Meryl Streep played Julia Child in the movies, and Dan Aykroyd, with a hoarse falsetto, played “the French Chef” on “Saturday Night Live.” Child’s home kitchen, used on her popular television cooking shows, was donated to the Smithsonian Institution’s Museum of American History.
A pop icon almost from the start of her TV career, she ended each broadcast with a jocular “This is Julia Child. Bon appétit!”
In 1989, composer Lee Hoiby’s 18-minute operetta “Bon Appétit!” premiered at the Kennedy Center, a one-woman show starring comedienne Jean Stapleton, best remembered as Edith Bunker from “All in the Family.” The music is light and tuneful. The libretto, crafted by Mark Shulgasser, is drawn entirely from two episodes of Child’s TV series, where she bakes a chocolate cake.

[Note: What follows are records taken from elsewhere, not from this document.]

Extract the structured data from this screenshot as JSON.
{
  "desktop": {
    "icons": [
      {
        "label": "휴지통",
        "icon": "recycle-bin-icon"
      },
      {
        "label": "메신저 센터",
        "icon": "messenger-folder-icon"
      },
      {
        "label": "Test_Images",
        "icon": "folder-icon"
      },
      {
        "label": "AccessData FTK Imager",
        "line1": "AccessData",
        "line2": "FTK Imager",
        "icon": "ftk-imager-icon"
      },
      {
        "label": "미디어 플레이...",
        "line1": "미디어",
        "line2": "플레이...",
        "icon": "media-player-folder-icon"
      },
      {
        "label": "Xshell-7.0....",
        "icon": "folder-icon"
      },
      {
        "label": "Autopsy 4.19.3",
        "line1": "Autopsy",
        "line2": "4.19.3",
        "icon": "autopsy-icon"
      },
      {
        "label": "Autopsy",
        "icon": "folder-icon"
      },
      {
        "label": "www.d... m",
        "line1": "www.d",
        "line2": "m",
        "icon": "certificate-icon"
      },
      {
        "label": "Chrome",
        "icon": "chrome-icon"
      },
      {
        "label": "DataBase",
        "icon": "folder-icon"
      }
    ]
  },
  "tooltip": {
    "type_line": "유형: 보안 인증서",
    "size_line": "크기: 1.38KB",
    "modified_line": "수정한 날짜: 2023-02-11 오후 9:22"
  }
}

The Atlanta Opera will perform “Bon Appétit!” tonight at 7:30 p.m. at the Cook’s Warehouse in Ansley Mall. Tickets are $25, and it’s a benefit performance for the opera. Mezzo soprano Susan Nicely will sing the chef.
I called Lee Hoiby to learn more and got two for one: Shulgasser, Hoiby’s life partner and longtime librettist, was also on the line, upstairs. They live in a village in the Catskill Mountains in western New York state. Among their collaborations is “The Tempest,” one of Hoiby’s most respected works, and a 10-minute “I Have a Dream” setting for baritone and orchestra. Fittingly, as we talked, Hoiby was in the kitchen fixing himself a glass of chocolate milk.
Pierre Ruhe: How’d “Bon Appétit!” come about?
Mark Shulgasser: It was my idea.
Lee Hoiby: Mark gets the credit. We approached Jean [Stapleton] about doing “The Italian Lessons,” a weightier monodrama, and we needed a curtain raiser. We wanted a comedy. Mark had the idea to set Julia Child’s cooking lessons to music.
Shulgasser: So we called [Boston’s public television station] WGBH, who helped us contact Julia’s agent, and she gave her approval. They sent us several years of videotapes of her shows, and we settled on combining two episodes from the 1970s.
Hoiby: Jean initially wanted a chicken recipe. She thought rubber chickens were always funny on stage.
Shulgasser: We ended up where she makes a chocolate cake and pits a whisk against an electric mixer to whip up an egg. It’s very funny and endearing. It’s perfectly Julia.
Hoiby: I had her very first cookbook from 1960, “[Mastering] the Art of French Cooking.”
Shulgasser: We adored her.
Ruhe: Julia Child has become something of a gay icon, too. Was that a factor?
Shulgasser: We weren’t thinking about the opera in those terms, but she’s camp for sure. We’ve seen the opera done in all fashions, totally camped up or without any affectation whatsoever.
Hoiby: You know, some singers, especially the comics, think it’s all ad libitum, that they can take a lot of liberties with the score. But the pitches and rhythms are exact. I made a tape of myself at the piano, singing it accurately, for reference.
Shulgasser: Lee is very strict about that. You can do what you like with the [stage] direction, but not the score.
Hoiby: When Jean did it, first at the Kennedy Center in Washington and then off-Broadway — that was a very successful run — she never used any props, no copper pans or kitchen appliances, just a steel table. She did it all mimed. There’s the temptation to actually bake the cake during the performance, with eggs flying all over and the pan dropped on the floor. [Susan Nicely’s performance, at Cook’s Warehouse, will likely involve actual cooking.]
Ruhe: Is there a recording or video of Jean Stapleton doing it? It would be interesting if you felt the definitive version of the opera remains the TV character on which it’s based. In other words, should a new singer coming to the role be informed by Julia Child’s personality, rather than Jean Stapleton’s portrayal?
Hoiby: Jean wasn’t interested in a filmed version, although she did it all over, in D.C. and Santa Fe and all over. We did the orchestrated version with the Baltimore Opera. Julia came to see the show in Long Beach. She gobbled it up and was talking to Jean backstage when the audience was demanding a curtain call. We had to push them out there. Boy, the audience was surprised! There was Julia!
Shulgasser: He’s asking if singers should try to imitate Julia exactly.
Hoiby: Some do. Julia had a very musical delivery, and I let that inform how I wrote the music. These are exactly her words. Julia didn’t realize she’s a poet.